"The starting line-up: 'Drivers join their cars. The engines fire... the motors issue from the year."
p169 Luigi Barzini, Peking to Paris, across two continents in an Italia, Penguin Travel Library.
When the French newspaper Le Matin published their stupendous challenge on the morning of January 31st 1907, it was immediately and eagerly accepted by a number of motor car manufacturers from the continent.
With the raid due to start in June, there was little time for preparation. Meetings were held at the offices of Le Matin and the two general rules of the raid agreed. These were that the journey was to be made in convoy, with the drivers promising each other mutual assistance as far as the German frontier, and forbidding drivers to take the railway anywhere between Peking and Paris “on pain of disqualification.”
Of the many entrants, only five cars were shipped to the Chinese capital to start the raid. These were the two 10-h.p. de Dion-Boutons of Georges Cormier and Victor Collignon; The tiny 6-h.p. Contal tri-car driven by Auguste Pons; Charles Godard’s 15-h.p. Spyker; and the formidable entry of Prince Scipone Borghese on his 40-h.p. Itala – renowned for his meticulous planning and desire to win!
The Frenchman Charles Godard, circus performer and Wall-of-Death rider extraordinaire was the most spirited of the raiders. He alone was determined to take with him the 24 bottles of finest Mumm Champange that had been presented to each entrant by the French firm, as well as a small dog he picked up in Peking which he promptly named Pekine. This resulted in many of his spares and equipment being left behind in Peking! A trail of deception followed Godard, who had made wild claims to receive a free car from Spyker, as well as all the spares and fuel required for the trip.
The raiders set out from Peking on the morning of the 10th of June 1907 to a great fanfare. Prince Borghese on his Itala took an early lead which he never lost, ignoring the gentlemanly rules of the raid entirely.
Over the following weeks the raiders encountered the worst conditions imaginable. At times teams of native porters would pull or even carry the cars up mountains, across rivers and through mud flats, even chipping away rocks to make some sort of rough path for the cars to be pulled along.

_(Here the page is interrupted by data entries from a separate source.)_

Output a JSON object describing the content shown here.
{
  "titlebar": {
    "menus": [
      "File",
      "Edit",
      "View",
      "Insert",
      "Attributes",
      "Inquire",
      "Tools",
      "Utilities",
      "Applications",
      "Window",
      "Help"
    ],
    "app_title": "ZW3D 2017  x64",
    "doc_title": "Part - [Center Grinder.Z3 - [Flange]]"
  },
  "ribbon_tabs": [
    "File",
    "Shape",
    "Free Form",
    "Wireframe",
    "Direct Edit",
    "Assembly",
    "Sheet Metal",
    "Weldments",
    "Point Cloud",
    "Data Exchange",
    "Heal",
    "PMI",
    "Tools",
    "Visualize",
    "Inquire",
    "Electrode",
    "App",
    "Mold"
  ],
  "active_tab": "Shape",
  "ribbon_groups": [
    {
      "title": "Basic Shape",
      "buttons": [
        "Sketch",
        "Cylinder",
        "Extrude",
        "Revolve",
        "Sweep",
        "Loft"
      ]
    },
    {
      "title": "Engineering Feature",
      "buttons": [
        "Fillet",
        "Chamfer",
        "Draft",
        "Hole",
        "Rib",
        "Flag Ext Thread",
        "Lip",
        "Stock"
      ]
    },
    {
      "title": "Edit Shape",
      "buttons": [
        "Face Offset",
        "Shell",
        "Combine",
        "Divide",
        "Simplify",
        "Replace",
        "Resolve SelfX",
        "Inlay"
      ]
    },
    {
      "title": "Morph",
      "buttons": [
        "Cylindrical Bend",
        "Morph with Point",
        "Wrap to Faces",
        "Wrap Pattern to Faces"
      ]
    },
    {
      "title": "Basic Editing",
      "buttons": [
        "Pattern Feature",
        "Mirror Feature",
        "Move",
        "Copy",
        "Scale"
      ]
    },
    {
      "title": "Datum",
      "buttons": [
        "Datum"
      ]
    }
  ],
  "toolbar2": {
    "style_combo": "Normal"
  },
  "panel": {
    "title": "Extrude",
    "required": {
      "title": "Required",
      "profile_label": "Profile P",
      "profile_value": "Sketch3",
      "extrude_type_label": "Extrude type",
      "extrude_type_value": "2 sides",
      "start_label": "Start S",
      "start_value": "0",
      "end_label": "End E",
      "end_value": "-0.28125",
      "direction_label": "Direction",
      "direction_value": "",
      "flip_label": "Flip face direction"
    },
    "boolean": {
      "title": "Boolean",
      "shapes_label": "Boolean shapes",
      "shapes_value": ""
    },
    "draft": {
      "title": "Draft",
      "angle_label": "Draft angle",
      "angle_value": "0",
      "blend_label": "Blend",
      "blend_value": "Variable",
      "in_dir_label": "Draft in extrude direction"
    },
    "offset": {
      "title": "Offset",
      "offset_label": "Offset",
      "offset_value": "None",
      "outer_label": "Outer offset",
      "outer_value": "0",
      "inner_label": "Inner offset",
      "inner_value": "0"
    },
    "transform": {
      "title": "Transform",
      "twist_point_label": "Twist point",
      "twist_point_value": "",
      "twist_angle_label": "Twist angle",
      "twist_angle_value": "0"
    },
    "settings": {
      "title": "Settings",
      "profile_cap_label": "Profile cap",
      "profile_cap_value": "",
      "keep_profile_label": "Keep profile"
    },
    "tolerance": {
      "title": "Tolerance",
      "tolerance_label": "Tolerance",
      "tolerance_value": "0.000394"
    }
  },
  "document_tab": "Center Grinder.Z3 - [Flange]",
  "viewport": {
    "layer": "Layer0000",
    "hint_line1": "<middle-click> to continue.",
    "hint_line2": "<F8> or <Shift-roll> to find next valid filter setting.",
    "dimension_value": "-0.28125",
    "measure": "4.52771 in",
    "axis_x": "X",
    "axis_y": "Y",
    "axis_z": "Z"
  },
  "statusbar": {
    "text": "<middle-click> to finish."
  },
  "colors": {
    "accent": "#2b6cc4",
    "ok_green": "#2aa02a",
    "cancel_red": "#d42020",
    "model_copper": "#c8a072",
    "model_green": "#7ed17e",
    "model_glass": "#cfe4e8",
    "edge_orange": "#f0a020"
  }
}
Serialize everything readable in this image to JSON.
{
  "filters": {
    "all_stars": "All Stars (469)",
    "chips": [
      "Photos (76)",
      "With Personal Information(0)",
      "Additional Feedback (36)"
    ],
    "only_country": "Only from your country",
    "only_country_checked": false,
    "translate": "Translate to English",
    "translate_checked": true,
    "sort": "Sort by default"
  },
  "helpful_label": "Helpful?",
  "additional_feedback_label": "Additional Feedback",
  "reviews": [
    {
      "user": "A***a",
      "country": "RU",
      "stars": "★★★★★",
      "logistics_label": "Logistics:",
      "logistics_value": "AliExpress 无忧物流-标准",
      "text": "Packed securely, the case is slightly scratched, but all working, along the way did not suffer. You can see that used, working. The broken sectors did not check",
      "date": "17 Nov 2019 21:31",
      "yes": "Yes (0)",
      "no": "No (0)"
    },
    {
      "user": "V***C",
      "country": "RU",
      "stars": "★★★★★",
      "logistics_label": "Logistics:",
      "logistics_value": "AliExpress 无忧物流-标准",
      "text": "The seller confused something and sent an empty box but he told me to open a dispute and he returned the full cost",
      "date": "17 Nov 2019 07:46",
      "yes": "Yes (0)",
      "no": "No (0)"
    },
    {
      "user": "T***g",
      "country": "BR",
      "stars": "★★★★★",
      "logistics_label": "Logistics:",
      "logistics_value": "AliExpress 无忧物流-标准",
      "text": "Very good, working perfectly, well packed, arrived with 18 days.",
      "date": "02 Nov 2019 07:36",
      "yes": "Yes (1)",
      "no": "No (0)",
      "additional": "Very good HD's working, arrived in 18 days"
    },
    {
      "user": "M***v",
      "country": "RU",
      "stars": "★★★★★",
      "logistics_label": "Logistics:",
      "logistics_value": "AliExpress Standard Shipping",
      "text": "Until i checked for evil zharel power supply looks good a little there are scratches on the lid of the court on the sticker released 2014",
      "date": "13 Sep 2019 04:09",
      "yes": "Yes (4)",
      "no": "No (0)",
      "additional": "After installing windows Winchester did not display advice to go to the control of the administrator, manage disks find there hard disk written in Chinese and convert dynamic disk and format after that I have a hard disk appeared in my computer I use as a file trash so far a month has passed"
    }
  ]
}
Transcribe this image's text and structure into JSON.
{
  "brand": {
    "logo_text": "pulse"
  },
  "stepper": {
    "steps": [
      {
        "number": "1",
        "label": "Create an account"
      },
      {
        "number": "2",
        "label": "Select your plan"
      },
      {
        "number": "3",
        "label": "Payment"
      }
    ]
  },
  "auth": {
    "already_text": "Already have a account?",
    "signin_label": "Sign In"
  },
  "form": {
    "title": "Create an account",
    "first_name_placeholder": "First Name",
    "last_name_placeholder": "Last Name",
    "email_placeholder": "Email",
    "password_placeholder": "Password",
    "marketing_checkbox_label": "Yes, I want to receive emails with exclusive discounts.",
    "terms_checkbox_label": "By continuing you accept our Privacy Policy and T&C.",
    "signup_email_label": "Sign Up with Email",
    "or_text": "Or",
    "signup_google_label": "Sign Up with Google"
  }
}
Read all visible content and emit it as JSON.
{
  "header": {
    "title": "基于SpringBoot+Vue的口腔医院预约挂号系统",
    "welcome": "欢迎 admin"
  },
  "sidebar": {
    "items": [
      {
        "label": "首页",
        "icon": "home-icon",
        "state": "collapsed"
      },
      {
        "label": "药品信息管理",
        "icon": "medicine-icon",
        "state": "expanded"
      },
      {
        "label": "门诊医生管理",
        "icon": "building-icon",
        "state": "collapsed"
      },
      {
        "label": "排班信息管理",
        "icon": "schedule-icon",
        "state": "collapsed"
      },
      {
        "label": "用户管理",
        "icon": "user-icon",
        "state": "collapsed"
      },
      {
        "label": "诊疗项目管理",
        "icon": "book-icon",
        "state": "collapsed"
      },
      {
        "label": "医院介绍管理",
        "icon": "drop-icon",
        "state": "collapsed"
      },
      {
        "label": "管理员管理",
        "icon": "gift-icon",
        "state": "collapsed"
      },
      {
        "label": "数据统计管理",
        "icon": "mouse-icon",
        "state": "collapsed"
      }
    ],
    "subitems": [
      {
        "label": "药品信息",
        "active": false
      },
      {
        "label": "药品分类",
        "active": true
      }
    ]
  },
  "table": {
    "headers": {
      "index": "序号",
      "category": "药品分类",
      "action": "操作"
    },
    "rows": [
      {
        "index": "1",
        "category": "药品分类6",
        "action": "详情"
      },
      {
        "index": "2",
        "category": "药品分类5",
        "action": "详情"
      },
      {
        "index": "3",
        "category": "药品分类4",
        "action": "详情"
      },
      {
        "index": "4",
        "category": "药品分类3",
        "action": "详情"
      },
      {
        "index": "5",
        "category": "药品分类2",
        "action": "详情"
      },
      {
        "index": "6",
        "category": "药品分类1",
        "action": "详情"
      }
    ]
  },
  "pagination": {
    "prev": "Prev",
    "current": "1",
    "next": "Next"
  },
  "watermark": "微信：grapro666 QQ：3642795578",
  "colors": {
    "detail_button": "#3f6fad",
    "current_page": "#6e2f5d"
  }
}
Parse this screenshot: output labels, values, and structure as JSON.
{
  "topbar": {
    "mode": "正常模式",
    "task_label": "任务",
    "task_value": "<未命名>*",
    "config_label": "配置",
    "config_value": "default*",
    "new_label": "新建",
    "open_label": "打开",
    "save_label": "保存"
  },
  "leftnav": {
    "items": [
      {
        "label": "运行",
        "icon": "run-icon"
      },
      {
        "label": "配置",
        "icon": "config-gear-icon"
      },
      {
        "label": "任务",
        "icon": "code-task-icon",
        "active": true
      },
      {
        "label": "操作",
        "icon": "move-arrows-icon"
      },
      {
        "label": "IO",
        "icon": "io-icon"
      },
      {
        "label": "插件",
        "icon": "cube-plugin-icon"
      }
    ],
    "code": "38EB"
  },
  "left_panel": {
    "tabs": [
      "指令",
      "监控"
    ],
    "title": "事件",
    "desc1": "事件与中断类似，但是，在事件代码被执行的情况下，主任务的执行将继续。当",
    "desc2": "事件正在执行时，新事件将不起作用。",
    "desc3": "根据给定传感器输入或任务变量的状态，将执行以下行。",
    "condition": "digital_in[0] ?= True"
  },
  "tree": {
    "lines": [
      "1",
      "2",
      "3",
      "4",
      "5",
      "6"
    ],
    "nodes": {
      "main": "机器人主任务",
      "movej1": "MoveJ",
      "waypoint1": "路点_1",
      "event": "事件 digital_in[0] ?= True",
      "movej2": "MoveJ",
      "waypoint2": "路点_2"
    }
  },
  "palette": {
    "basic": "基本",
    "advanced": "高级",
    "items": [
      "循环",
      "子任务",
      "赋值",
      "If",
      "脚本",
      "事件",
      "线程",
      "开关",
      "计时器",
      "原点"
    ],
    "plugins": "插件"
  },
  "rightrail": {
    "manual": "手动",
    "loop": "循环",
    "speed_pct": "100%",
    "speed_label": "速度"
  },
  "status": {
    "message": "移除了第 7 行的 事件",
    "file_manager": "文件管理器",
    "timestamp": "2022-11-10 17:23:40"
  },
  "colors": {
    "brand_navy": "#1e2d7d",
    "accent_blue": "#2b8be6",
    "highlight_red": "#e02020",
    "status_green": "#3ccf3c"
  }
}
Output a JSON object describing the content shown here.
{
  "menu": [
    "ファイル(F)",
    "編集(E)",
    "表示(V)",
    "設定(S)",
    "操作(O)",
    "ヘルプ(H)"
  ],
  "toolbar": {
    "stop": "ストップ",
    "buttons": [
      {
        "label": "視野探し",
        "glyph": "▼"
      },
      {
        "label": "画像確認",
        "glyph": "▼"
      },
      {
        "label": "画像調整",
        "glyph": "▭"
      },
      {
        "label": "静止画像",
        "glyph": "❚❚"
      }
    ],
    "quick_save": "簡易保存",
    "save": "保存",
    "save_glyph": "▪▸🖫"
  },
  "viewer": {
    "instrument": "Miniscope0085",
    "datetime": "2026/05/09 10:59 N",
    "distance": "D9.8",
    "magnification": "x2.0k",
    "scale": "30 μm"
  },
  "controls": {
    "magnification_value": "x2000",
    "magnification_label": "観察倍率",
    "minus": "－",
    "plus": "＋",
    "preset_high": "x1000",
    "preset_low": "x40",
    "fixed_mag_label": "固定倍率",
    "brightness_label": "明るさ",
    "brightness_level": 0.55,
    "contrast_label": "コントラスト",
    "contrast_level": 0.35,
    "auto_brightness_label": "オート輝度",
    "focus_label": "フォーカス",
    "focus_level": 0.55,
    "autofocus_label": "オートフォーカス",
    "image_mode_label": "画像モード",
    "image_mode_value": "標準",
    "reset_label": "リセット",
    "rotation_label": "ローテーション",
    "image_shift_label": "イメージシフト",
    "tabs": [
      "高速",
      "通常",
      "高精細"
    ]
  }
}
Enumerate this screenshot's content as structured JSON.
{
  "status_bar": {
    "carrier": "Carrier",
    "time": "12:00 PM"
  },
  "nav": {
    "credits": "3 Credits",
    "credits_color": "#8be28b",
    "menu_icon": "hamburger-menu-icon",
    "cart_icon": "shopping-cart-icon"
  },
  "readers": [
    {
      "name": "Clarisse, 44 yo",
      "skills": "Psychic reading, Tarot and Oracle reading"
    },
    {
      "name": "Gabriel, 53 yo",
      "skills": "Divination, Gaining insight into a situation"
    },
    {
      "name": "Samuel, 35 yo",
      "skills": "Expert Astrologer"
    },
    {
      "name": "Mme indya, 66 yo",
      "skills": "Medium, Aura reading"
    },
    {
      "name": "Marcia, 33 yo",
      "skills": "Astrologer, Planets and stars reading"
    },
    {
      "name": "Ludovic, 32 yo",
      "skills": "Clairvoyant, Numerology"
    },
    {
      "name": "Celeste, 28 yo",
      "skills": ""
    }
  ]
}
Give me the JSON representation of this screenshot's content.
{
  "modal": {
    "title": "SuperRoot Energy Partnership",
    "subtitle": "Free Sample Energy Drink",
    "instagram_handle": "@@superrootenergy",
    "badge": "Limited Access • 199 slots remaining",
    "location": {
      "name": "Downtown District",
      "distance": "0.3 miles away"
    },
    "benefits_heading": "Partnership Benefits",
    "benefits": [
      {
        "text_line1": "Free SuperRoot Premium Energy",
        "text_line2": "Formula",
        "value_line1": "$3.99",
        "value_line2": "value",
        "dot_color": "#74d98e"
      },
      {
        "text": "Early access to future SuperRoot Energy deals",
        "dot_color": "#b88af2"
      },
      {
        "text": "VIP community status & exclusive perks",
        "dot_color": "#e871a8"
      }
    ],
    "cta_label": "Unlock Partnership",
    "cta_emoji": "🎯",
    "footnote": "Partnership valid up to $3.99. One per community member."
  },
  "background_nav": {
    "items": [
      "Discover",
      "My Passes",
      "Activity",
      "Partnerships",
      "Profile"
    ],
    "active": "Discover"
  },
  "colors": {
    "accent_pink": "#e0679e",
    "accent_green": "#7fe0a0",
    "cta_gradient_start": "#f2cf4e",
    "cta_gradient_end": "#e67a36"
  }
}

The Contal tri-car was the only car not to complete the raid when it finally became stuck in the Gobi Desert, almost leading to the death of Pons and his mechanic as the rest of the raiders had not realised the comical tri-car was not ahead of them.
As the raid followed a ‘telegraph route’ reports were regularly sent back to Le Matin by the journalists accompanying the raiders, allowing the rest of the world to follow their progress. Fascinating tales reached the breakfast tables of readers in France, mostly concerning the exploits of Charles Godard!
The first calamity to beset Godard occurred when he left behind his new dog Pekine in a town in Mongolia. He had so little fuel that he could not turn back when he realised, and for a while was devastated that he had forgotten poor Pekine! Later on, when traversing the vast stretch of Russia, Godard’s car had some serious problems which could not be fixed without spares being sent to him by train. This delayed him for several days, after which he drove day and night to catch up with the de Dion’s, although by this time Prince Borghese was almost home – having detoured north to St. Petersburg en route!
Two months on from the start of the raid, Borghese entered Paris, but being Italian the Itala team did not receive the heroes welcome they deserved from France!
Exactly twenty days later, on Friday 30th August 1907, the two de Dions entered Paris to a far more lavish ceremony. The route through Germany had seen the unfortunate Godard arrested on the orders of the managing director of Le Matin, who did not want a Dutch car to beat the French de Dions! He effectively argued his release but was captured once more on his entry into Paris.
Exactly 100 years on, four of the Way family along with Ivan Weightman, will retrace the pioneer racers route, departing from Peking (now Beijing) on June 6th.
"Traveling along the railway track: 'That superbly even, level, clear road was full of attraction after the ruts, the woods and the ditches of the others."
p176 Luigi Barzini, Peking to Paris, across two continents in an Italia, Penguin Travel Library.
Unlike Prince Borghese, this team of pioneers are not meticulous in their planning, and as of February 2007 still have much of the 1907 Mors racing car that will carry them from Peking to Paris to construct.